SAT Scoring- What Is the Total Possible Score?
What Is the Total SAT Score?
The SAT has a maximum score of 1600. That's it. No tricks, no extra points for style. You can score anywhere from 400 to 1600 on the redesigned SAT introduced in 2016.
If you're scoring below 400, something went seriously wrong. Colleges know this. They won't be impressed by a 390.
How the SAT Scoring Works
Your total score comes from two main sections:
- Evidence-Based Reading and Writing (ERW) — scored 200 to 800
- Math — scored 200 to 800
Add those two numbers together. That's your composite score.
Raw scores from correct answers get converted to the scaled score you see on your report. The College Board uses a process called equating to make sure scores are consistent across different test dates. A 600 on one test date means the same as a 600 on another.
No Penalty for Wrong Answers
The SAT does not penalize you for wrong answers. Guessing is better than leaving questions blank. Every correct answer adds to your score. Empty space is just wasted potential.
No Essay Score in the Total
The essay became optional in 2021 and was discontinued entirely in 2024. If you took an older SAT with the essay, that score was separate and not part of the 1600.
What About Subscores and Cross-Test Scores?
The College Board gives you a lot of numbers on your score report. Most of them are noise.
Subscores (1-15 scale):
- Command of Evidence
- Words in Context
- Expression of Ideas
- Standard English Conventions
- Algebra
- Problem Solving and Data Analysis
- Geometry and Trigonometry
Cross-Test Scores (10-40 scale):
- Analysis in History/Social Studies
- Analysis in Science
These look impressive on paper. Colleges rarely care about them. They look at your composite and section scores. Don't waste mental energy obsessing over subscores.
SAT Score Ranges: What Do They Mean?
| Score Range | Percentile (Approx) | What This Means |
|---|---|---|
| 1400-1600 | 99th+ | Top tier. Competitive for elite schools. |
| 1200-1390 | 80-98th | Solid. Most colleges will consider you. |
| 1000-1190 | 50-79th | Average. State schools are within reach. |
| 800-990 | 20-49th | Below average. Limits your options. |
| Below 800 | Bottom 20% | Problematic. Most four-year schools won't be impressed. |
These are rough estimates. Percentiles shift slightly each year depending on the cohort.
What's a "Good" SAT Score?
There is no universal answer. It depends on where you're applying.

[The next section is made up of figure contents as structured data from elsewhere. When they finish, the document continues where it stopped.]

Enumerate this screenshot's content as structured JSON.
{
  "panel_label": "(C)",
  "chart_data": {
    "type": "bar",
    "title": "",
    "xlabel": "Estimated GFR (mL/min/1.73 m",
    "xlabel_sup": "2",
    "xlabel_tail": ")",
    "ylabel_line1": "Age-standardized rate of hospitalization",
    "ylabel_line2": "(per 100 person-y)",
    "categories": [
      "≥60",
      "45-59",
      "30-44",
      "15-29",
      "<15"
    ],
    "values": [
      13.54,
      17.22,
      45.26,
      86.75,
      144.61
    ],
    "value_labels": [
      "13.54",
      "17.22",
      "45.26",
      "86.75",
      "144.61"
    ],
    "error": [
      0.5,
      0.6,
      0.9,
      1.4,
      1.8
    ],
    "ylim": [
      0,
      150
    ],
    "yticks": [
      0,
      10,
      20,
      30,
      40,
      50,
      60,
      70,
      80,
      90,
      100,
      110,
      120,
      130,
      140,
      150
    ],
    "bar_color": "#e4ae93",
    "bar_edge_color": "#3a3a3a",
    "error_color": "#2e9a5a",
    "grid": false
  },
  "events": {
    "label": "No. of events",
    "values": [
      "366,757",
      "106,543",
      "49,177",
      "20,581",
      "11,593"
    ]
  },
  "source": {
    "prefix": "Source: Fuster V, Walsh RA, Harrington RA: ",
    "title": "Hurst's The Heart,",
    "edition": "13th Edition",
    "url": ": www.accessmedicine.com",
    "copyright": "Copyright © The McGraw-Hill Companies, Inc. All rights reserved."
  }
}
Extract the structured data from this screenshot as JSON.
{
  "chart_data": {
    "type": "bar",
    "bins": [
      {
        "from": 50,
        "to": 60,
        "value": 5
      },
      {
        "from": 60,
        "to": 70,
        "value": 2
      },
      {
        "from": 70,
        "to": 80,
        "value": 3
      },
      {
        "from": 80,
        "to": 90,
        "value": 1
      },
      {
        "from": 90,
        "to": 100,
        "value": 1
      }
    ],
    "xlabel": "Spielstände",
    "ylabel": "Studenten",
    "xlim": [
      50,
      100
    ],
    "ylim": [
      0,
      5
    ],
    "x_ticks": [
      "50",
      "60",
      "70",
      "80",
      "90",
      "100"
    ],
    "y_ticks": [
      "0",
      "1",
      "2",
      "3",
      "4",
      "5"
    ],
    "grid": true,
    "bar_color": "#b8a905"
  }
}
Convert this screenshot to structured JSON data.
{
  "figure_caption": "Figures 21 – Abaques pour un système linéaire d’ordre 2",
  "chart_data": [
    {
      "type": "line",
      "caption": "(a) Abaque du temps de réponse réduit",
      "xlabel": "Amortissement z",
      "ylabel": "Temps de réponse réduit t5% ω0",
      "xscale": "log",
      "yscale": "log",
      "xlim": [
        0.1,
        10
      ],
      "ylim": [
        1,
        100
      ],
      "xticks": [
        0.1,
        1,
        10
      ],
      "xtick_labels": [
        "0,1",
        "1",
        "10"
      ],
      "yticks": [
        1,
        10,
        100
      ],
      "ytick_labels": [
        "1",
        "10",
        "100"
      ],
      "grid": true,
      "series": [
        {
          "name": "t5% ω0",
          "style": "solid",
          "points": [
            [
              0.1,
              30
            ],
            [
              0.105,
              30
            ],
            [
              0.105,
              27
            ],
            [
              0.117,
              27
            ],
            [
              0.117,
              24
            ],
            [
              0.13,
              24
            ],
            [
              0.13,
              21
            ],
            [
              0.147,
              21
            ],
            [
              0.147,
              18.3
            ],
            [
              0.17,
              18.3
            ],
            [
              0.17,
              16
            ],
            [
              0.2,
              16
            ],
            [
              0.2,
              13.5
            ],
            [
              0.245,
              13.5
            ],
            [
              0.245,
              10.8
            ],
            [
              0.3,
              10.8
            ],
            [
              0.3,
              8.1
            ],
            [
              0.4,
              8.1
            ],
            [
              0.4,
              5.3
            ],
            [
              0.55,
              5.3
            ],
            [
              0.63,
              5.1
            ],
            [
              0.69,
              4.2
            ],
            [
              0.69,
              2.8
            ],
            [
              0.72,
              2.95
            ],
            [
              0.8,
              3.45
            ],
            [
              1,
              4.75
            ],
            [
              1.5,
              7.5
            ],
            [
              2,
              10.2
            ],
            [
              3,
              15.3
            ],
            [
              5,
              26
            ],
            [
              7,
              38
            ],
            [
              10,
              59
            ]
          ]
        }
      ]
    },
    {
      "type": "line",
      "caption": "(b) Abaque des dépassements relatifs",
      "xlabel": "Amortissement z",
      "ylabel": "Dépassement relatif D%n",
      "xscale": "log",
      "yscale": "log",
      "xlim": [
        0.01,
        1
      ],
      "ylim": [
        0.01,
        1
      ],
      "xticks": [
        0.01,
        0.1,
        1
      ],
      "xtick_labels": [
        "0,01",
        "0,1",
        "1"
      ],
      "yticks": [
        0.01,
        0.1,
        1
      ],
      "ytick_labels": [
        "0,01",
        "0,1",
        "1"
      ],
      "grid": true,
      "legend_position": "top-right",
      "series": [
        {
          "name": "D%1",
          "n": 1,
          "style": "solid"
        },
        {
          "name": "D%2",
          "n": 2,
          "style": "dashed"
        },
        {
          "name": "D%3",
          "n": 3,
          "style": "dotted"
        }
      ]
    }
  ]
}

- Harvard, MIT, Stanford: 1500+ is baseline competitive. 1550+ is safer.
- Top 50 national universities: 1350+ generally considered competitive.
- State universities: 1100-1200+ often sufficient for admission.
- Community college: Open enrollment means no minimum score.
Check the 75th percentile scores for schools on your list. If your score falls at or above that number, you're in good shape for admission purposes.
How to Calculate Your SAT Score
You can't calculate it yourself before test day. Here's why:
- You don't know which questions get discarded (field test items)
- Equating adjusts scores based on difficulty
- Section scores are rounded, not simply added
What you can do: Take practice tests under real conditions. Add your raw correct answers. The College Board provides score conversion charts for each practice test. Use those to estimate your score range.
Getting Started: Understanding Your Score Report
When you get your official scores:
- Find your composite score (the big number, 400-1600)
- Check your section scores (ERW and Math)
- Ignore the subscores unless you're curious
- Compare to colleges on your list
If you're disappointed, retaking is an option. The SAT has no limit on attempts, though sending too many tests to colleges looks desperate. Take it seriously the first time. Prepare. Take it again only if the score doesn't match your target.
The Bottom Line
1600 is the maximum. Your section scores combine to form your composite. Wrong answers don't hurt you. Subscores exist but rarely matter. Percentiles tell you where you stand relative to other test-takers.
That's the SAT scoring system. No hidden formulas, no secret bonuses. Just math.